GTOs at Strawberry Hill for 2018 RC trip

GTOs in front of Strawberry Hill House on the 2018 Reader Club trip to Richmond. 

Strawberry Hill House and the Royal Botanic Gardens Kew were on the agenda for Group Leisure & Travel readers on this June familiarisation trip. Organised with Visit Richmond, the day proved highly interesting with a mix of historic and horticultural highlights wowing all of those who attended.

Architectural dreams

A glimpse into the history of Strawberry Hill House was the first treat of the trip, with attendees welcomed with tea, coffee and biscuits and an introduction to the fascinating home.

We were split into two parties to take a guided tour of the house, which groups can replicate on their own visit. As well as a general tour, there are guided experiences that can be themed around the painted glass windows that decorate the house; the landscape outside, taking in the gardens; and the house at twilight with an exclusive out-of-hours experience.

“The chance to review everything from catering to coach parking to venue facilities proved very successful – a very big thank you for this invaluable introduction to two great venues on such a glorious day. Plans are already in place for an event where our own guests can enjoy an unrivalled day out such as we did.”

Judith and Geoff Allen, Travallen Travel & Events

The house tour we were taken on showcased many highlights, both inside and out. Even if you’ve never been to Strawberry Hill, you might recognise the house for its distinctive white Gothic architecture – it’s a dream for photographers of all abilities.

And inside, the wonder doesn’t cease. The house was bought in 1747 by Horace Walpole, a pivotal figure in 18th century society, who transformed it into his vision of a ‘little Gothic castle’. The building is quite deceiving from the outside; exploring the rooms takes you from mysterious dark to light spaces and through passages into little hidden rooms that you wouldn’t guess were there.

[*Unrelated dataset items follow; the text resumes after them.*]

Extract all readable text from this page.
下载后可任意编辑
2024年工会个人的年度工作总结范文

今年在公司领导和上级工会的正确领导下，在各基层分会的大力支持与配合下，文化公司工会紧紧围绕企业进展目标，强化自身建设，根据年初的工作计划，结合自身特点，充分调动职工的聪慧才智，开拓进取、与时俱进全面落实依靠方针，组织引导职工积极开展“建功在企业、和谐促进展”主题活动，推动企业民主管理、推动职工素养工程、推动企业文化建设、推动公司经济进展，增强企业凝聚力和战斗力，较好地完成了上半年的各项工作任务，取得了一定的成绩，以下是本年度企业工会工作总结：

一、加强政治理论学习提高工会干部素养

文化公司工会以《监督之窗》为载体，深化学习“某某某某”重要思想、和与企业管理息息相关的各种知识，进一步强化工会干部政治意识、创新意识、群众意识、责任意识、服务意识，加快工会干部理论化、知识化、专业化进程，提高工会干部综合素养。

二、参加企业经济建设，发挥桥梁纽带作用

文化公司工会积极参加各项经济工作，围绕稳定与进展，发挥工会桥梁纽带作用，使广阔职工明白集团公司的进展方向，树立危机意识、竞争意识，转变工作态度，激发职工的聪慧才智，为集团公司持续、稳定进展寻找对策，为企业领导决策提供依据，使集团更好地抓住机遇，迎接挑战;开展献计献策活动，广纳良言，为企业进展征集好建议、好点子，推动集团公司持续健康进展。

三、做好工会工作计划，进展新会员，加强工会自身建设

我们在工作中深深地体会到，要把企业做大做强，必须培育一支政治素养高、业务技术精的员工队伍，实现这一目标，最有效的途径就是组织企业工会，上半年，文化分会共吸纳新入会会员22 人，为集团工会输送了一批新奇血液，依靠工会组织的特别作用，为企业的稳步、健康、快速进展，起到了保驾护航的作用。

It is, as one of our guides Carole Tucker explained, a true serendipity (a phrase unsurprisingly coined by Walpole himself). Highlights include the magnificent library, beautiful red gallery and an incredible gold frame with an unexpected twist.

“What a lovely day – I enjoyed every aspect of this trip, especially Strawberry Hill House, I absolutely plan to return with the group. We also hope to enjoy Christmas at Kew this winter.”

Jill Mann, Joan’s Coach Outings

Top tip: Groups planning a visit should time it for Lost Treasures of Strawberry Hill, an exhibition running from 20th October to 24th February. It will showcase many of the artefacts that used to fill the house, many of them to be placed into original locations for this time period.

GTOs Gordan and Gail at Kew

GTOs Gordan and Gail at Kew.

Kew at its most superb

From Strawberry Hill we travelled the short drive by coach to Kew to see the newly restored Temperate House. With many GLT readers excited to see the latest marvel, it was with great delight that we were all able to view it in its summer glory.

Said to be the world’s largest Victorian glasshouse, this Grade I listed building is twice the size of the Palm House. It is home to an internationally important collection of temperate zone plants, including some of the rarest and most threatened. Note that it is hot in here – visiting on one of the warmest days of the year meant dividing time between exploring the plant beds and seeking out shade (and ice-cream) to cool down.

“The trip has been great – we’ve been to Kew Gardens several times in the past but you always see something different and today is no exception. Our favourite part is the Marianne North Gallery, the exhibition is incredible.”

Roger Tacq, Huntingdon U3A

Nonetheless, it was just as staggering as we all hoped it would be, and free time to explore meant enjoying the rest of Kew’s amazing features including the treetop walkway and The Hive sculpture. Groups are very welcome at Kew where discounted rates apply to parties of 15 or more people. Private guided walking tours are also worth booking for learning a bit extra about the gardens.

The Reader Club trip gave a great taste of Richmond and the surrounding area which, in addition to these two amazing landmarks, is also home to the house of painter JMW Turner, Marble Hill House, Ham House and Hampton Court Palace. With so much to do while you’re there, it’s no wonder that GLT readers left pledging to return in the future to explore the many treasures available.